Post by Karen Sereda, Collections Registration Associate (Natural History)
Where do all the dead animals come from?
This is a common question we get at the Museum. People sometimes think that Museum staff regularly go out and kill birds and other animals for displays. This is not the case. Birds for example, sometimes accidentally fly into windows and die. We call these “window strikes”. If someone noticed at the time, they may go and pick the dead bird up, put it in a bag and freeze it. At a later date, that person might bring the bird to the Museum. If the Curator of Zoology, Dr. Randy Mooi, accepts the bird as a donation, then it is thawed and a bird skin is made.
The Museum's Diorama and Collections Technician prepares bird skins from the donated “window strikes”. You can read more about the preparation of bird skins in this blog by Debbie Thompson.
Once the bird skin is dry, the pins can be removed and the specimen is catalogued. The information or as we call it, “the data”, associated with a specimen is just as important to us as the bird itself. When I get a bird skin to catalogue the first thing I usually do is find the donor form, and then look up its name. Dr. Mooi would have already determined its scientific name. The bird is assigned a catalogue number, and its taxonomic classification is confirmed.

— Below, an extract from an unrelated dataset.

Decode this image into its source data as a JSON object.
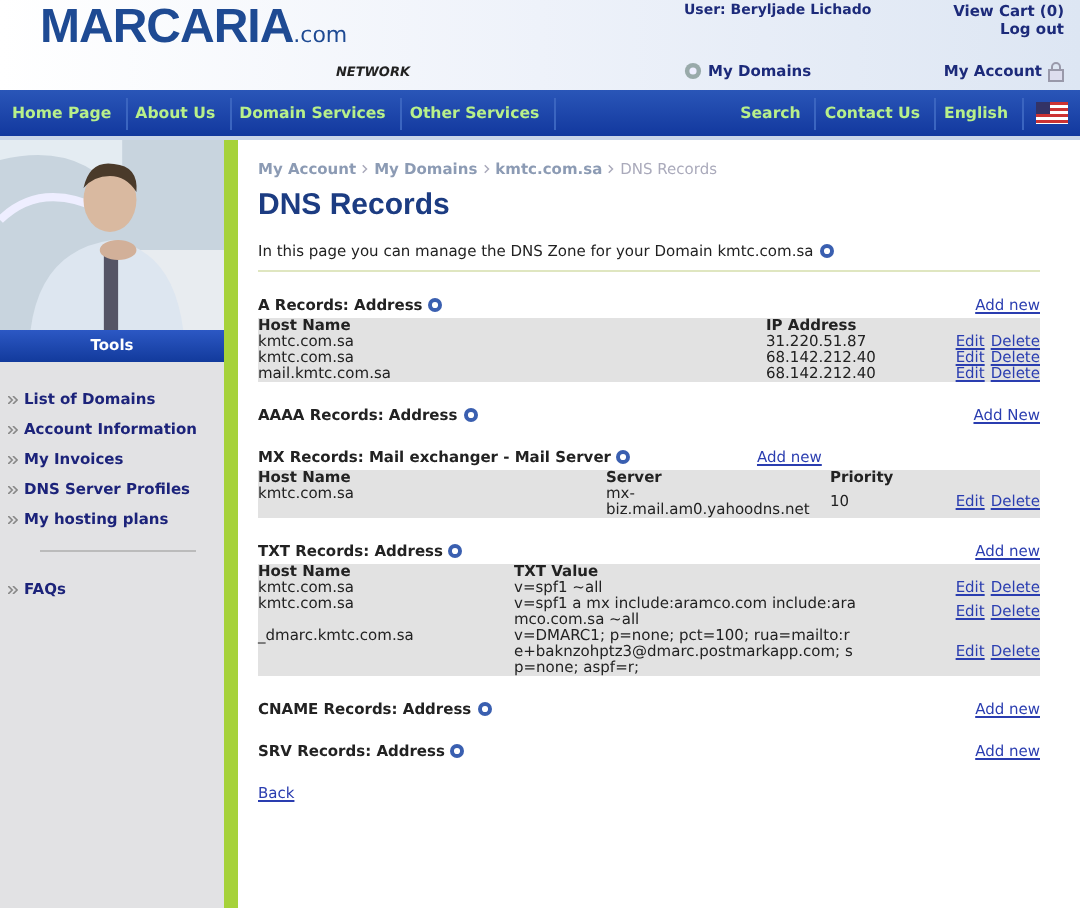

Where, when and by whom the bird was collected is important information to know. Sometimes the person collecting the bird may have noted the time of day or what the bird was eating, or other interesting information about that particular bird. Donor information is also recorded. All this information makes up the data that is then entered into our digital database.
So why do we collect bird skins?
Collecting birds, or any other natural history specimen, is a record of where and when a particular organism lived. Bird distributions are known to change. Having a particular bird specimen is physical evidence of a bird living in a particular area. This is sometimes a record of how birds have expanded into new areas, or may have become less common in other areas.
Also, not all birds of one species will look exactly the same. Even though they might be of a similar age and sex, birds can be different sizes, and exhibit different colour variations.
Sometimes samples are taken to test for DNA or other chemicals. This is how it was discovered that use of the pesticide DDT was causing the decline of certain species of predatory birds, such as eagles. The decline was because DDT accumulated in the parent birds, and caused thinning of bird egg shells. Then less baby birds would hatch successfully.
So, we never know, someday in the future those birds we collect might serve an unexpected purpose.